『地名俳句歳時記』の「鹿児島」に俳句とともに紹介されている地名は32なのですが、そのうち「薩摩」と「大隈」は旧国名としてですので全体で29の地名となります。それをGoogleマップの上に☆印で落としてみました。
前々回の「てんがらもんラジオ」でガイドの向井さんが「鹿児島県は南北600キロ」と言ってましたがそれが実感できます。600キロを直線で北東に伸ばしますと四国を越え淡路島の先、神戸大阪に至ります。その間に隣の宮崎県、四国では高知県徳島県の2県を通り兵庫県大阪府です。4つ5つくらいの県を通る距離が600キロです。

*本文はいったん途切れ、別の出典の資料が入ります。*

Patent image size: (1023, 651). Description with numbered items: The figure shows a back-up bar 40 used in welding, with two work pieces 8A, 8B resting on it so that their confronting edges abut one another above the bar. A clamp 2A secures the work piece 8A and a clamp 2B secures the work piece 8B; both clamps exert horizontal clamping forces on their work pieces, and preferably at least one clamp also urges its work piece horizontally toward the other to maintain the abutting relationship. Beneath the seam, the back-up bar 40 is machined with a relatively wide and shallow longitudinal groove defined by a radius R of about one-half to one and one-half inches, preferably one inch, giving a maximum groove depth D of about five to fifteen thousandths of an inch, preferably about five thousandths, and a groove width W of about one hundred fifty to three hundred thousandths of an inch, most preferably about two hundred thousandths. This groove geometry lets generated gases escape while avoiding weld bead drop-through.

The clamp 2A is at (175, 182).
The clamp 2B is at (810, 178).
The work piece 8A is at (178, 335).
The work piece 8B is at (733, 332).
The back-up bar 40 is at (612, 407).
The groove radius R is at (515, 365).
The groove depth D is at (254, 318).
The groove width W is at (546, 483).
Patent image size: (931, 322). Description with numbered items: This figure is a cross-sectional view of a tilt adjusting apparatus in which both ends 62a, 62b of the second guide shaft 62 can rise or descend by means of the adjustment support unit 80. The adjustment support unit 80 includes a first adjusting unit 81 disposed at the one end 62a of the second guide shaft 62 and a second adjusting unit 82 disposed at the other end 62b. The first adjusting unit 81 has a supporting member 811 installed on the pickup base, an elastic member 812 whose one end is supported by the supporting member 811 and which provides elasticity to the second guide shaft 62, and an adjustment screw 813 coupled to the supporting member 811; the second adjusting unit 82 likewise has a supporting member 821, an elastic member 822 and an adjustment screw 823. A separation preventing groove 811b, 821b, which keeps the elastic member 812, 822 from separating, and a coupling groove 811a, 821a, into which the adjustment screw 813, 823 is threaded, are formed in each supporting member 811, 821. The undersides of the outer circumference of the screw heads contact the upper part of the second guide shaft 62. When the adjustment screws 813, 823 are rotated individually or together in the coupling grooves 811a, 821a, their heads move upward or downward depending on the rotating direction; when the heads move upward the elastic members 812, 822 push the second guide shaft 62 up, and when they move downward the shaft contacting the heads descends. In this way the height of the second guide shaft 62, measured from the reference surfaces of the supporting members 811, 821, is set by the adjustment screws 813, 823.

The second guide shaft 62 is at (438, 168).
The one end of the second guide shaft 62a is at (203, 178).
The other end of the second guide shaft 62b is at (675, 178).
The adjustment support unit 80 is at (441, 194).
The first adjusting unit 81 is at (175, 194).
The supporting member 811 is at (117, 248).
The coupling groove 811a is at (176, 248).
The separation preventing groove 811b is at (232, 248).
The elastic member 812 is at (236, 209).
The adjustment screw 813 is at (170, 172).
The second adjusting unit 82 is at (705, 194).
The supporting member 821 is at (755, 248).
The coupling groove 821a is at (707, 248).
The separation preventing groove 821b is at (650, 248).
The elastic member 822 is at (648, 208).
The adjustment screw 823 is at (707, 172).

『地名俳句歳時記』が紹介している島について触れておきます。
「甑こしき島」県西部、薩摩川内市。串木野市沖約40キロにある甑島列島のうち主な上甑島・中甑島・下甑島の総称。平家落人の島ともいわれる。全島に鹿の子百合が自生する。
台風や屋根に網張る甑島 桐野文子
「種子島」西之表市と熊毛郡中種子島町・南種子島町。佐多岬の南40キロにある薩南諸島北部の主島。鉄砲伝来の島として名高い。甘藷・砂糖黍の生産地。伊勢海老など海産物も豊富。
種子島雲と伏しゐる菊日和 米谷静ニ
種子島どこも昼顔なだれ咲き 柿並その子
「屋久島」熊毛郡上屋久町・屋久町。種子島の西20キロにある薩南諸島北部にある島。中央に宮之浦岳がそびえ、降水量が多い。南岸に尾之間温泉・平内海中温泉がある。
屋久島や茅花流しの海の色 小坂順子
屋久島の北斗の近し秋の夜 寺島とし重
「八重岳」熊毛郡上屋久町・屋久町。屋久島中央部にある九州最高峰の宮之浦岳(1936m)を中心とする諸峰の総称。宮之浦岳には中腹に樹齢3000年以上の屋久杉がある。
こぞり立つ屋久の八重岳青嵐 岡田日郎
屋久杉の化石の如き肌の冷え 三好潤子
「硫黄島」鹿児島郡三島村。種子島の西方海上にある火山島。平安時代に俊寛ら三人が流された鬼界島はこの島だとされ、俊寛の墓や写経石がある。海岸に東温泉・坂元温泉がある。
硫黄島おどろに夏のかなぐもり 辺見京子
砂糖黍植うる鬼界ヶ島晴れて 河野照子
「吐噶喇とから列島」鹿児島郡十島村。薩南諸島中央部にある火山列島。旧称宝七島。口之島・中之島・臥蛇島・平島・悪石島・小宝島・宝島など。宝島は珊瑚礁が美しい。
夕立後の日矢まっすぐや宝島 福永耕ニ
「奄美大島」大島郡。奄美諸島最大の島。沖縄・佐渡につぐ大きな島。中心の名瀬市は蘇鉄・阿檀・榕樹ガジュマルなどの亜熱帯植物と大島紬・ハブ・奄美黒兎・マングースの生息地として知られる。旧八月十五日前後は全島あげて八月踊に興ずる。
初荷着く奄美の島の砂糖菓子 池田 英
指笛を鳴らし八月踊りかな 橋元コト
「沖永良部島」大島郡和泊町・和名町。奄美諸島の南部、徳之島南西32キロにある島。永良部百合・フリージアの栽培で知られる。島の西部に多くの鍾乳洞がある。
庇より高く永良部の仏桑花 藤村一樹
永良部百合芽立つ潮騒遠くあり 山之内赫子
「与論島」大島与論島。奄美諸島最南端の隆起珊瑚礁からなる島。高台にある与論城跡、赤崎の鍾乳洞、百合ヶ丘のキャンプ・海水浴場がある。
春寒き波しぶき見る与論島 今村柳枝
与論島までつながりし鰯雲 桑田青虎
注: 各地の行政区は出版時の平成十七年五月末現です。